Harry Hall

Personal information
- Born: 1928–29 Manchester, England
- Died: 28 October 2007 (aged 78) New Mills, England

= Harry Hall (cyclist) =

British cycling mechanic

Harry Hall (c. 1929 – 28 October 2007) was a British cycling mechanic and cycle shop owner.

Hall was born in Manchester, England in 1928 or 1929. An enthusiastic cyclist, in 1955 Hall gave up his job as a printer to establish Harry Hall Cycles. His first shop was at 400 Hyde Road, West Gorton which he opened in 1956 in a small terraced house near Belle Vue. Times were tough at the start and Hall worked as a delivery driver by day and built wheels at night, whist his wife Jean ran the shop. Hall moved to a larger shop in central Manchester at 30 Cathedral Street in 1960. Business was good, the shop was very popular and he expanded to include no. 32 next door. Hall was a member of Tame Valley RC and he supported and sponsored the popular and successful Manchester club.

Harry Hall was the British team mechanic in the 1961 Warsaw-Berlin-Prague race and went on to be the British Cycling Federation mechanic at most of the leading races including the Tour de l'Avenir and Tour de France. Harry's converted minivan was a very common sight at Britain's biggest cycling events from 1962 to 1976. Hall was described as "British cycling's most famous spannerman". In 1967, he was mechanic for Tom Simpson in the Tour de France. He was the last person to speak to Simpson before his death on Mont Ventoux.

Harry Hall had made good contacts in Europe when he travelled as a race mechanic, which enabled him to import the latest continental and Japanese equipment. Harry Hall frames were built by Roger Kowalski and he also outsourced frames from other builders such as Woodrup and Bob Jackson.

Hall sponsored some top amateur riders including Paul Sherwen, Graham Jones and Jeff Williams. Fotheringham describes the arrangement "The sponsorship deal was uniquely incentivised; cyclists were given a bike, for which they would have to pay at the end of the season. If, however, they managed to get photographs in a cycling magazine, during the season, of them and the bike, they would get credits to spend on kit at Hall's shop."

The shop moved in 1984 to a huge sub-basement at 25-33 Hanging Ditch, which occupied 7,000 square feet. The large shop was a great success and a mecca for Northern cyclists. The business expanded, employing fourteen staff and Harry's son Graham Hall took over in 1985 and Harry retired in 1989. Simon Pearson started working for Harry Hall in 1984, he became the shop manager and stayed there for decades.

Harry Hall's premises were opposite the Manchester Arndale Centre and the shop was extensively damaged by the IRA Manchester bombing on 15 June 1996. Harry Hall moved out to premises in Church Street, Eccles, but in the six months that they were in Eccles, they were broken into and bikes were stolen, then they were ram raided in a further theft. Harry Hall's moved back to central Manchester on 8 February 1997, taking a 4,000-square-foot shop on Lever Street, at the corner of Dale Street. The business moved again in 2000 to a new shop in the railway arches at 67 Whitworth Street West, Manchester.

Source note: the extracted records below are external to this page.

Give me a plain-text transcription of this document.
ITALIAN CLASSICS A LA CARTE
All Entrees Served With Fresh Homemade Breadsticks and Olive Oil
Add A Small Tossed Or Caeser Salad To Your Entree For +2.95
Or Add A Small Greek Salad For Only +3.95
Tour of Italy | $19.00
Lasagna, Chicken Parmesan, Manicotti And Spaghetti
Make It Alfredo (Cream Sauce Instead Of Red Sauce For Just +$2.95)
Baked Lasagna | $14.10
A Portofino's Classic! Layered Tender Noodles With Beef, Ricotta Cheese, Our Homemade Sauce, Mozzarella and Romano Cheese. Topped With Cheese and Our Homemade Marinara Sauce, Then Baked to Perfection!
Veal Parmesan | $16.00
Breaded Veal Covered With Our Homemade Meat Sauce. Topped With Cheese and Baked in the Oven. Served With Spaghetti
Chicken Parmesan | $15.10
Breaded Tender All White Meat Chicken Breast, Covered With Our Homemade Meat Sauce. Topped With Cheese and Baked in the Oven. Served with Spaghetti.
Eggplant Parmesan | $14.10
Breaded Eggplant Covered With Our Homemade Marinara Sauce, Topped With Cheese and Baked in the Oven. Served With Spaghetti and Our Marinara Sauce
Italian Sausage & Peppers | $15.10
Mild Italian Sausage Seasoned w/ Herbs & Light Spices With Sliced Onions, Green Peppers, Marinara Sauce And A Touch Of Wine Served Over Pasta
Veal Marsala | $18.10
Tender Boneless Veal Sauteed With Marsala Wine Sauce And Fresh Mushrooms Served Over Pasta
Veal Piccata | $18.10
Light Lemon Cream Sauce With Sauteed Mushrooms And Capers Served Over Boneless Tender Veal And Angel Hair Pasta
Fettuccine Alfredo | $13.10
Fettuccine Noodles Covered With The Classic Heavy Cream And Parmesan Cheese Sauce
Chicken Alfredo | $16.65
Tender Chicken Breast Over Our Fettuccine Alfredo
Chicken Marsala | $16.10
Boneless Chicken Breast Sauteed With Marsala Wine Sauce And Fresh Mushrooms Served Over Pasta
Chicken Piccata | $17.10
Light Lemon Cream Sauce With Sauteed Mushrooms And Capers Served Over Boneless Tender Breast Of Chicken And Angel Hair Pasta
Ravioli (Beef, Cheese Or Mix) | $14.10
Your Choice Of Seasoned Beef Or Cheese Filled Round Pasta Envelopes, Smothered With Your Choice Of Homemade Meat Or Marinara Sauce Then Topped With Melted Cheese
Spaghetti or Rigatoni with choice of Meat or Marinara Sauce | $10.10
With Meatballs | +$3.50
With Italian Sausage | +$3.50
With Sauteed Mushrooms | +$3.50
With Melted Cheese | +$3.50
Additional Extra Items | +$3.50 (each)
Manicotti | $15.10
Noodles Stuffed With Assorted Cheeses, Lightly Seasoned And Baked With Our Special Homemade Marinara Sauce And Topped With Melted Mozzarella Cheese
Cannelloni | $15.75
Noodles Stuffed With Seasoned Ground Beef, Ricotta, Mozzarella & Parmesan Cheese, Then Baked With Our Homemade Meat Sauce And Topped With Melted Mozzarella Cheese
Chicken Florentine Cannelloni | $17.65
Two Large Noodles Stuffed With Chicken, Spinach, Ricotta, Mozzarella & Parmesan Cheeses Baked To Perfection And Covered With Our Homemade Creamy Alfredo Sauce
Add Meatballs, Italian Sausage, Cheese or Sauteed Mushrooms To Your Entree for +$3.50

Harry Hall lived in New Mills with his wife Jean and sons Graham and Robert. In later life, when his son Graham had taken over the running of the shop, Harry Hall started racing again for Tame Valley RC and won the British National and World Veterans' Championships in 1989 at the age of sixty. Harry Hall died in 2007 aged 78, in New Mills.

Harry Hall Cycles closed on 31 January 2024 after 67 years.